Run the RocketRide engine on your own machine when you want full control over where data and model calls go. It is the same engine that powers Cloud; only the operator changes.

Fastest path: the VS Code extension manages a local runtime for you while you build, with no manual setup. Use the steps below when you want to run the engine as a standalone service.

Pick one way to get the engine, then follow Set up and start listening.

Get the engine

Option A: Download a release build

No build toolchain required, grab a prebuilt runtime.

  1. Open the releases page and choose the latest RocketRide Server release (tags look like server-v3.2.2; ignore the client and extension releases).

  2. Download the archive for your platform:

    PlatformAsset
    Linux (x64)rocketride-server-<version>-linux-x64.tar.gz
    macOS (Apple Silicon)rocketride-server-<version>-darwin-arm64.tar.gz
    Windows (x64)rocketride-server-<version>-win64.zip
  3. Extract it. The folder is your runtime directory: it contains the engine binary and its ai/ runtime.

tar -xzf rocketride-server-<version>-linux-x64.tar.gz -C rocketride-engine
cd rocketride-engine

Option B: Clone and build from source

  1. Clone the repository:

    git clone https://github.com/rocketride-org/rocketride-server.git
    cd rocketride-server
  2. Install dependencies (the repo is a pnpm workspace; this also wires up the ./builder CLI):

    pnpm install
  3. Build (or fetch) the engine. This populates dist/server/, which is your runtime directory:

    ./builder build server

Set up and start listening

Both options leave you with a runtime directory (the extracted archive, or dist/server/).
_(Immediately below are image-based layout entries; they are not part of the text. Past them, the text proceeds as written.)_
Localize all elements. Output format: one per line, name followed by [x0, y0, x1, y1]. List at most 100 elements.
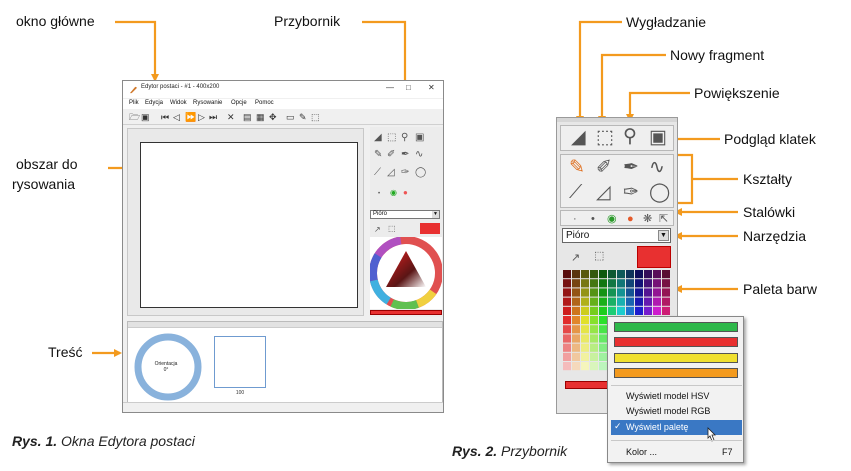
color-mode-icon-small[interactable]: ⬚	[388, 223, 396, 234]
nib-fill-small[interactable]: ●	[403, 187, 408, 198]
pen-icon[interactable]: ✎	[299, 112, 307, 123]
palette-cell[interactable]	[617, 297, 625, 306]
palette-cell[interactable]	[644, 297, 652, 306]
menu-pomoc[interactable]: Pomoc	[255, 100, 274, 106]
frame-preview-icon-small[interactable]: ▣	[415, 132, 424, 143]
brush-icon[interactable]: ✎	[569, 158, 585, 178]
pen-icon[interactable]: ✒	[623, 158, 639, 178]
palette-cell[interactable]	[563, 270, 571, 279]
nib-circle-small[interactable]: ◉	[390, 187, 397, 198]
zoom-icon-small[interactable]: ⚲	[401, 132, 408, 143]
palette-cell[interactable]	[662, 270, 670, 279]
cut-icon[interactable]: ✕	[227, 112, 235, 123]
palette-cell[interactable]	[590, 343, 598, 352]
frames-icon[interactable]: ▤	[243, 112, 252, 123]
palette-cell[interactable]	[635, 306, 643, 315]
palette-cell[interactable]	[617, 270, 625, 279]
palette-cell[interactable]	[572, 288, 580, 297]
palette-cell[interactable]	[608, 288, 616, 297]
palette-cell[interactable]	[590, 352, 598, 361]
curve-icon-small[interactable]: ∿	[415, 149, 423, 160]
palette-cell[interactable]	[572, 316, 580, 325]
palette-cell[interactable]	[581, 288, 589, 297]
zoom-icon[interactable]: ⚲	[623, 127, 637, 147]
palette-cell[interactable]	[653, 279, 661, 288]
palette-cell[interactable]	[590, 297, 598, 306]
frame-preview-icon[interactable]: ▣	[649, 128, 667, 148]
palette-cell[interactable]	[599, 316, 607, 325]
palette-cell[interactable]	[626, 279, 634, 288]
triangle-icon[interactable]: ◿	[596, 183, 611, 203]
open-icon[interactable]: 🗁	[129, 112, 140, 123]
palette-cell[interactable]	[590, 334, 598, 343]
palette-cell[interactable]	[608, 297, 616, 306]
drawing-canvas[interactable]	[140, 142, 358, 308]
palette-cell[interactable]	[635, 279, 643, 288]
ellipse-icon-small[interactable]: ◯	[415, 167, 426, 178]
palette-cell[interactable]	[563, 297, 571, 306]
nib-small-dot-icon[interactable]: ·	[573, 213, 577, 225]
palette-cell[interactable]	[581, 279, 589, 288]
pointer-icon[interactable]: ⇱	[659, 213, 668, 225]
menu-widok[interactable]: Widok	[170, 100, 187, 106]
current-color-swatch[interactable]	[637, 246, 671, 268]
palette-cell[interactable]	[581, 270, 589, 279]
copy-frames-icon[interactable]: ▦	[256, 112, 265, 123]
hsv-color-wheel[interactable]	[370, 237, 442, 309]
palette-cell[interactable]	[563, 362, 571, 371]
palette-cell[interactable]	[653, 270, 661, 279]
line-icon-small[interactable]: ⟋	[374, 167, 381, 178]
nib-pattern-icon[interactable]: ❋	[643, 213, 652, 225]
palette-cell[interactable]	[581, 316, 589, 325]
nib-dot-small[interactable]: •	[378, 189, 380, 200]
palette-cell[interactable]	[599, 325, 607, 334]
palette-cell[interactable]	[572, 270, 580, 279]
palette-cell[interactable]	[662, 306, 670, 315]
close-button[interactable]: ✕	[428, 83, 435, 92]
pen3-icon-small[interactable]: ✑	[401, 167, 409, 178]
select-icon[interactable]: ⬚	[311, 112, 320, 123]
palette-cell[interactable]	[563, 334, 571, 343]
popup-swatch-red[interactable]	[614, 337, 738, 347]
tool-select[interactable]: Pióro ▼	[562, 228, 671, 243]
palette-cell[interactable]	[644, 306, 652, 315]
palette-cell[interactable]	[581, 325, 589, 334]
palette-cell[interactable]	[626, 288, 634, 297]
palette-cell[interactable]	[563, 279, 571, 288]
menu-plik[interactable]: Plik	[129, 100, 139, 106]
menu-item-hsv[interactable]: Wyświetl model HSV	[626, 391, 709, 402]
first-frame-icon[interactable]: ⏮	[161, 112, 169, 123]
palette-cell[interactable]	[563, 288, 571, 297]
smoothing-icon-small[interactable]: ◢	[374, 132, 382, 143]
palette-cell[interactable]	[599, 334, 607, 343]
brush-icon-small[interactable]: ✎	[374, 149, 382, 160]
palette-cell[interactable]	[581, 334, 589, 343]
maximize-button[interactable]: □	[406, 83, 411, 92]
palette-cell[interactable]	[662, 297, 670, 306]
palette-cell[interactable]	[617, 288, 625, 297]
pipette-icon-small[interactable]: ↗	[374, 224, 381, 235]
palette-cell[interactable]	[590, 316, 598, 325]
new-fragment-icon-small[interactable]: ⬚	[387, 132, 396, 143]
palette-cell[interactable]	[617, 306, 625, 315]
palette-cell[interactable]	[662, 279, 670, 288]
popup-swatch-green[interactable]	[614, 322, 738, 332]
palette-cell[interactable]	[590, 270, 598, 279]
palette-cell[interactable]	[572, 352, 580, 361]
palette-cell[interactable]	[563, 325, 571, 334]
palette-cell[interactable]	[572, 306, 580, 315]
shape-brush-icon[interactable]: ✐	[596, 158, 612, 178]
menu-opcje[interactable]: Opcje	[231, 100, 247, 106]
last-frame-icon[interactable]: ⏭	[209, 112, 217, 123]
prev-frame-icon[interactable]: ◁	[173, 112, 180, 123]
palette-cell[interactable]	[653, 306, 661, 315]
palette-cell[interactable]	[599, 279, 607, 288]
palette-cell[interactable]	[581, 352, 589, 361]
palette-cell[interactable]	[590, 306, 598, 315]
next-frame-icon[interactable]: ▷	[198, 112, 205, 123]
minimize-button[interactable]: —	[386, 83, 394, 92]
nib-fill-icon[interactable]: ●	[627, 213, 634, 225]
palette-cell[interactable]	[599, 343, 607, 352]
palette-cell[interactable]	[563, 306, 571, 315]
palette-cell[interactable]	[599, 362, 607, 371]
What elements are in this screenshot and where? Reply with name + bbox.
On Linux, install the runtime dependencies (libc++1, libc++abi1, libgomp1) before starting:

# Debian / Ubuntu
sudo apt install libc++1 libc++abi1 libgomp1
# Fedora / RHEL
sudo dnf install libcxx libcxxabi libgomp
# Alpine
sudo apk add libc++ libgomp

From inside the runtime directory, start the engine:

# Linux / macOS
./engine ./ai/eaas.py --host=0.0.0.0

# Windows
engine.exe ./ai/eaas.py --host=0.0.0.0

The engine now listens for the WebSocket protocol on port 5565. Use --host=127.0.0.1 to bind to localhost only.

Alternative: full stack with Docker (Option B only)
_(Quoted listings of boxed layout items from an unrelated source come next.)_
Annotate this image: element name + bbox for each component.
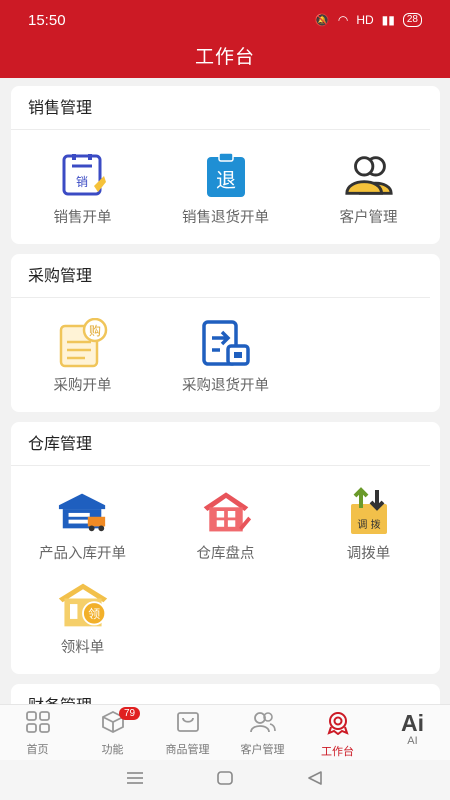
tab-customers[interactable]: 客户管理 bbox=[225, 705, 300, 760]
customer-icon bbox=[343, 150, 395, 200]
app-header: 15:50 🔕 ◠ HD ▮▮ 28 工作台 bbox=[0, 0, 450, 78]
sales-return-icon: 退 bbox=[200, 150, 252, 200]
mute-icon: 🔕 bbox=[314, 13, 330, 27]
item-label: 调拨单 bbox=[346, 546, 391, 562]
tab-home[interactable]: 首页 bbox=[0, 705, 75, 760]
users-icon bbox=[249, 711, 276, 738]
tab-label: 工作台 bbox=[321, 746, 354, 758]
back-icon[interactable] bbox=[306, 770, 324, 790]
item-label: 销售开单 bbox=[53, 210, 112, 226]
section-title: 仓库管理 bbox=[11, 422, 430, 466]
wifi-icon: ◠ bbox=[337, 13, 349, 27]
tab-functions[interactable]: 79 功能 bbox=[75, 705, 150, 760]
menu-icon[interactable] bbox=[126, 771, 144, 790]
section-title: 销售管理 bbox=[11, 86, 430, 130]
tab-label: 商品管理 bbox=[165, 744, 210, 756]
svg-text:销: 销 bbox=[75, 175, 87, 189]
section-finance: 财务管理 bbox=[11, 684, 440, 704]
material-requisition-icon: 领 bbox=[57, 580, 109, 630]
svg-text:领: 领 bbox=[88, 607, 100, 621]
status-icons: 🔕 ◠ HD ▮▮ 28 bbox=[315, 13, 422, 27]
item-label: 产品入库开单 bbox=[39, 546, 126, 562]
svg-text:购: 购 bbox=[88, 323, 100, 338]
workbench-icon bbox=[325, 711, 351, 740]
svg-text:调 拨: 调 拨 bbox=[357, 518, 380, 531]
material-requisition-button[interactable]: 领 领料单 bbox=[11, 570, 154, 664]
sales-return-button[interactable]: 退 销售退货开单 bbox=[154, 140, 297, 234]
status-time: 15:50 bbox=[28, 11, 66, 29]
warehouse-in-button[interactable]: 产品入库开单 bbox=[11, 476, 154, 570]
item-label: 仓库盘点 bbox=[196, 546, 255, 562]
purchase-order-icon: 购 bbox=[57, 318, 109, 368]
inventory-check-icon bbox=[200, 486, 252, 536]
svg-text:退: 退 bbox=[216, 168, 236, 192]
tab-ai[interactable]: Ai AI bbox=[375, 705, 450, 760]
section-title: 财务管理 bbox=[11, 684, 430, 704]
section-purchase: 采购管理 购 采购开单 采购退货开单 bbox=[11, 254, 440, 412]
transfer-order-button[interactable]: 调 拨 调拨单 bbox=[297, 476, 440, 570]
item-label: 销售退货开单 bbox=[182, 210, 269, 226]
sales-order-button[interactable]: 销 销售开单 bbox=[11, 140, 154, 234]
item-label: 采购开单 bbox=[53, 378, 112, 394]
transfer-icon: 调 拨 bbox=[343, 486, 395, 536]
home-button-icon[interactable] bbox=[216, 770, 234, 790]
item-label: 客户管理 bbox=[339, 210, 398, 226]
system-nav-bar bbox=[0, 760, 450, 800]
ai-icon: Ai bbox=[401, 710, 424, 736]
warehouse-in-icon bbox=[57, 486, 109, 536]
network-type: HD bbox=[356, 13, 374, 27]
status-bar: 15:50 🔕 ◠ HD ▮▮ 28 bbox=[0, 0, 450, 40]
section-title: 采购管理 bbox=[11, 254, 430, 298]
purchase-return-button[interactable]: 采购退货开单 bbox=[154, 308, 297, 402]
page-title: 工作台 bbox=[194, 47, 255, 68]
tab-label: 功能 bbox=[101, 744, 124, 756]
tab-label: AI bbox=[407, 735, 418, 747]
product-icon bbox=[176, 711, 200, 738]
tab-workbench[interactable]: 工作台 bbox=[300, 705, 375, 760]
purchase-return-icon bbox=[200, 318, 252, 368]
inventory-check-button[interactable]: 仓库盘点 bbox=[154, 476, 297, 570]
notification-badge: 79 bbox=[119, 707, 141, 720]
purchase-order-button[interactable]: 购 采购开单 bbox=[11, 308, 154, 402]
tab-products[interactable]: 商品管理 bbox=[150, 705, 225, 760]
section-sales: 销售管理 销 销售开单 退 销售退货开单 客户管理 bbox=[11, 86, 440, 244]
item-label: 领料单 bbox=[60, 640, 105, 656]
sales-order-icon: 销 bbox=[57, 150, 109, 200]
customer-management-button[interactable]: 客户管理 bbox=[297, 140, 440, 234]
battery-icon: 28 bbox=[402, 13, 422, 27]
tab-label: 客户管理 bbox=[240, 744, 285, 756]
workbench-content[interactable]: 销售管理 销 销售开单 退 销售退货开单 客户管理 采购管理 购 采购开单 采购… bbox=[11, 86, 440, 704]
bottom-tab-bar: 首页 79 功能 商品管理 客户管理 工作台 Ai AI bbox=[0, 704, 450, 760]
tab-label: 首页 bbox=[26, 744, 49, 756]
section-warehouse: 仓库管理 产品入库开单 仓库盘点 调 拨 调拨单 领 领料单 bbox=[11, 422, 440, 674]
signal-icon: ▮▮ bbox=[381, 13, 395, 27]
home-grid-icon bbox=[25, 711, 50, 738]
item-label: 采购退货开单 bbox=[182, 378, 269, 394]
If you cloned the repo and want the engine plus its bundled data stores (PostgreSQL, Milvus, ChromaDB) in one command, use the Compose stack instead of running the binary directly. Requires Docker Engine >= 24.0 and Docker Compose v2

= 2.17:

./builder build server       # the Compose image is built from dist/server/
cd docker
cp .env.example .env # change every password before non-local use
docker compose up engine # engine + its required PostgreSQL

docker compose up (no service) starts all vector stores too.

Verify it is running

The engine serves a health endpoint on port 5565:

curl http://localhost:5565/ping

Connect a client

Point any SDK or the CLI at the engine. A local engine typically needs no auth token:

ROCKETRIDE_URI=ws://localhost:5565
import { RocketRideClient } from 'rocketride';

const client = new RocketRideClient({ uri: 'ws://localhost:5565' });
await client.connect();

Expose the engine beyond localhost and you should put it behind TLS and authentication (set ROCKETRIDE_APIKEY). For a clustered deployment, see the Helm chart under deploy/helm/rocketride/.

Provider credentials

Pipelines that call external models or stores need those providers' API keys. Supply them as environment variables in the engine's environment (never committed); a node's config references the variable rather than the literal secret. See Nodes for each provider's required keys.